If you are ever tempted to try to write a screenplay, here are a few essentials to keep in mind, or you’ll look a complete amateur
CARS
There is no need to lock your car even in the Bronx or downtown LA
Don’t bother with a seat belt
Joe Ordinary can outrun a professional getaway driver
Even if he is driving a school bus while the baddie has a 1968 Oldsmobile 442
Or a Chrysler Neon versus a Ferrari 308 GTB
(Note. This rule does not apply if the goodie has a perfectly ordinary saloon car capable of 0 to 60 mph in about 9 seconds, and the baddie has a lumbering 18 wheel Kenilworth gas tanker painted matt black.)
A good guy’s car will never be disabled by damage sustained in a car chase, and may even be able to repair itself between corners
GUNS
A good guy with a 6 shot revolver is more than a match for two bad guys with fully automatic Uzis
And is a safe bet for winning an exchange of fire with a world class assassin with a sophisticated sniper rifle
If you are a woman, you can fire 386 Magnum with total accuracy and without breaking your wrist (Note.

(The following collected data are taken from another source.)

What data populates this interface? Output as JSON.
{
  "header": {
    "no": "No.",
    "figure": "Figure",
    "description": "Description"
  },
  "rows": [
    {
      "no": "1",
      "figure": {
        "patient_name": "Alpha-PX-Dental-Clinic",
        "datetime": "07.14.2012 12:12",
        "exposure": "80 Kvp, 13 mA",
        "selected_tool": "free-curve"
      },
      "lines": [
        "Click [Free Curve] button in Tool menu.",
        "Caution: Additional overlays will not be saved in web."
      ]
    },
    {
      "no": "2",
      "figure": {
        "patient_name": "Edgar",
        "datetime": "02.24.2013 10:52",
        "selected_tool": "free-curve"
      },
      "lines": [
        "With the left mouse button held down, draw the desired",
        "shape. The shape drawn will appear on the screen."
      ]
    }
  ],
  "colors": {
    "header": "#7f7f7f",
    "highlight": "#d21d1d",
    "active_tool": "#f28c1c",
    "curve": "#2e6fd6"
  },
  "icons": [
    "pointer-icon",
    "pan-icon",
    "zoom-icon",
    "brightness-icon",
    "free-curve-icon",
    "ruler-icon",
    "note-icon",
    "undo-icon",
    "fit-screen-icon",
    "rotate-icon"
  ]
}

In certain genres of film you won’t be able to fire a shotgun without falling over to humorous effect.)
Your desk or the counter in a bar or hotel will provide you with effective cover against armour piercing bullets
HOMICIDAL MANIACS
When somebody says, ‘Honey, it’s only the wind.’ it isn’t.
When there is a slasher in town, a power cut during a thunderstorm is a sure sign that your number is up
When there is a slasher in town, a power cut during a thunderstorm is the ideal time to don a flimsy nightdress and investigate strange noises by candlelight
Candles never blow out
Until the slasher is coming up behind you
When the slasher is apparently dead is a good time to reload the shotgun
But you won’t
ALIENS AND SPACE
All alien species are adapted to terrestrial life
The only good alien is a cute alien; aliens with big jaws, multiple mandibles, and razor sharp limbs are unlikely to be majoring in humanities (but are often good mothers)

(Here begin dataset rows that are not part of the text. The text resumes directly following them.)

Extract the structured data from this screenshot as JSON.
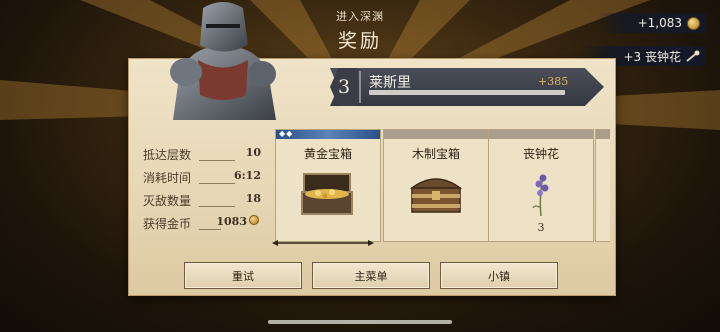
{
  "header": {
    "subtitle": "进入深渊",
    "title": "奖励"
  },
  "resources": {
    "gold": "+1,083",
    "item": "+3 丧钟花"
  },
  "hero": {
    "level": "3",
    "name": "莱斯里",
    "xp_gain": "+385"
  },
  "stats": [
    {
      "label": "抵达层数",
      "value": "10"
    },
    {
      "label": "消耗时间",
      "value": "6:12"
    },
    {
      "label": "灭敌数量",
      "value": "18"
    },
    {
      "label": "获得金币",
      "value": "1083"
    }
  ],
  "rewards": [
    {
      "name": "黄金宝箱",
      "qty": "",
      "selected": true,
      "icon": "golden-chest-icon"
    },
    {
      "name": "木制宝箱",
      "qty": "",
      "selected": false,
      "icon": "wooden-chest-icon"
    },
    {
      "name": "丧钟花",
      "qty": "3",
      "selected": false,
      "icon": "bellflower-icon"
    }
  ],
  "buttons": {
    "retry": "重试",
    "main_menu": "主菜单",
    "town": "小镇"
  },
  "colors": {
    "accent": "#e6b35a",
    "selected_header": "#2c4f8a",
    "paper": "#e6d6b4"
  }
}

By the 23rd century, old fashioned fly by wire technology on spacecraft will have been replaced by more reliable mechanical systems
If you are going exploring strange planets, you’d better like eating blue goo with unidentifiable lumps in it
More planets than we thought have ring systems
LIFE SAVING/THREATENING TACTICS
You’re very likely to survive any battle in any war unless you make the mistake of being the one who makes the most wisecracks
Or you end up in a tight corner with the guy you had a roughhouse with in the early scenes
When the SWAT team is coming up in a lift, it is perfectly safe to go down in the other one, or use the service stairs
If you are a policeman searching for a multiple cop killer, enter the darkened house alone without calling for back up, or if there are several of you split up to make it easier to pick off individuals
Entering a room with light creeping through venetian blinds suggests very strongly that you are about to find out what you are made of – literally
PARTNERSHIPS AND LOVE
That first meal you cook for your new potential paramour? It has to be spaghetti (Note. This rule does not apply to Barbra Streisand who makes a great potroast.)

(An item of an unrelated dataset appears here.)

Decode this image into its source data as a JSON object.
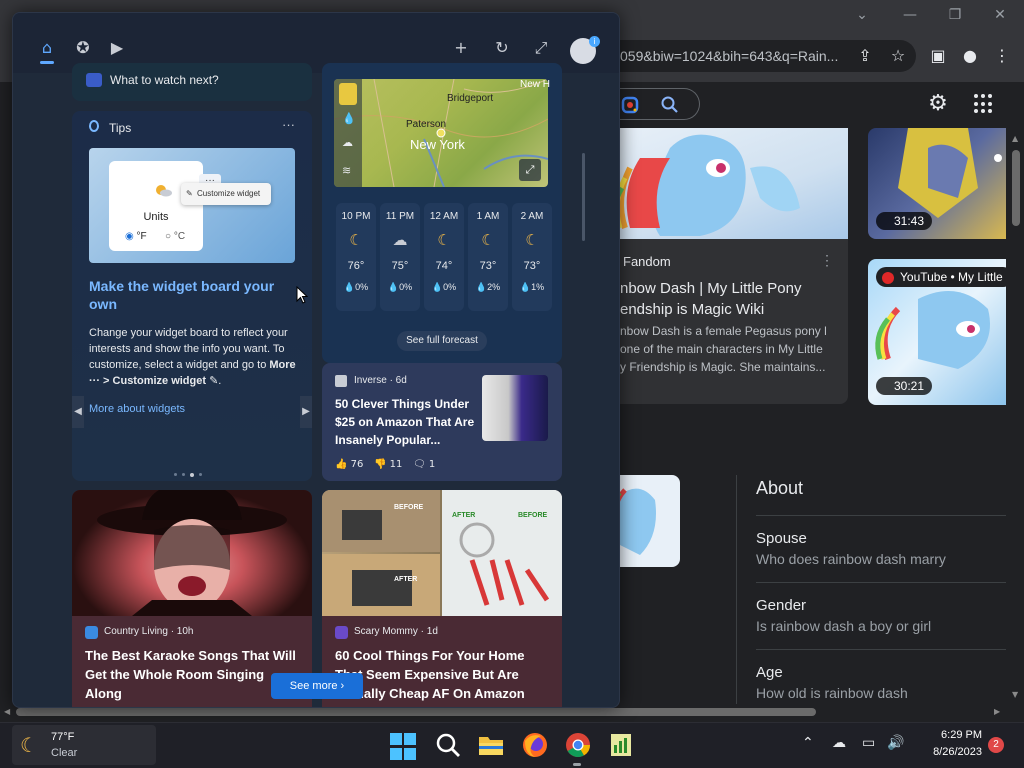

Except that you will end up burning the sauce while having your first kiss
Good news is that you will both find it hysterically funny
More good news is that your new partner makes ‘a GREAT salad’ and you happen to have all the ingredients in your refrigerator – and it will all go so well with the obligatory French bread in your shopping bag
More good news is that your new partner does not snore or have early morning bad breath
If your new partner has a cute blond kid who is paradoxically savvy and vulnerable, book the church now
Ditto if YNP has an unfeasibly large and ugly dog of indeterminate breed, and even more so if you both thought it was a male and it has a litter of adorable puppies
On the other hand, keep all your pets indoors and change the locks if things go wrong
rarasaur said:
Candles that don’t go out in shows always creep me out a bit. Not sure why, but it can be leagues scarier than the other stuff going on… 🙂
Also, alternatively, your boyfriend could make GREAT scrambled eggs– Bridge Jones’ style. 🙂
nobodysreadingme said:
This predates the Jones saga by a few years, so maybe it needs an update.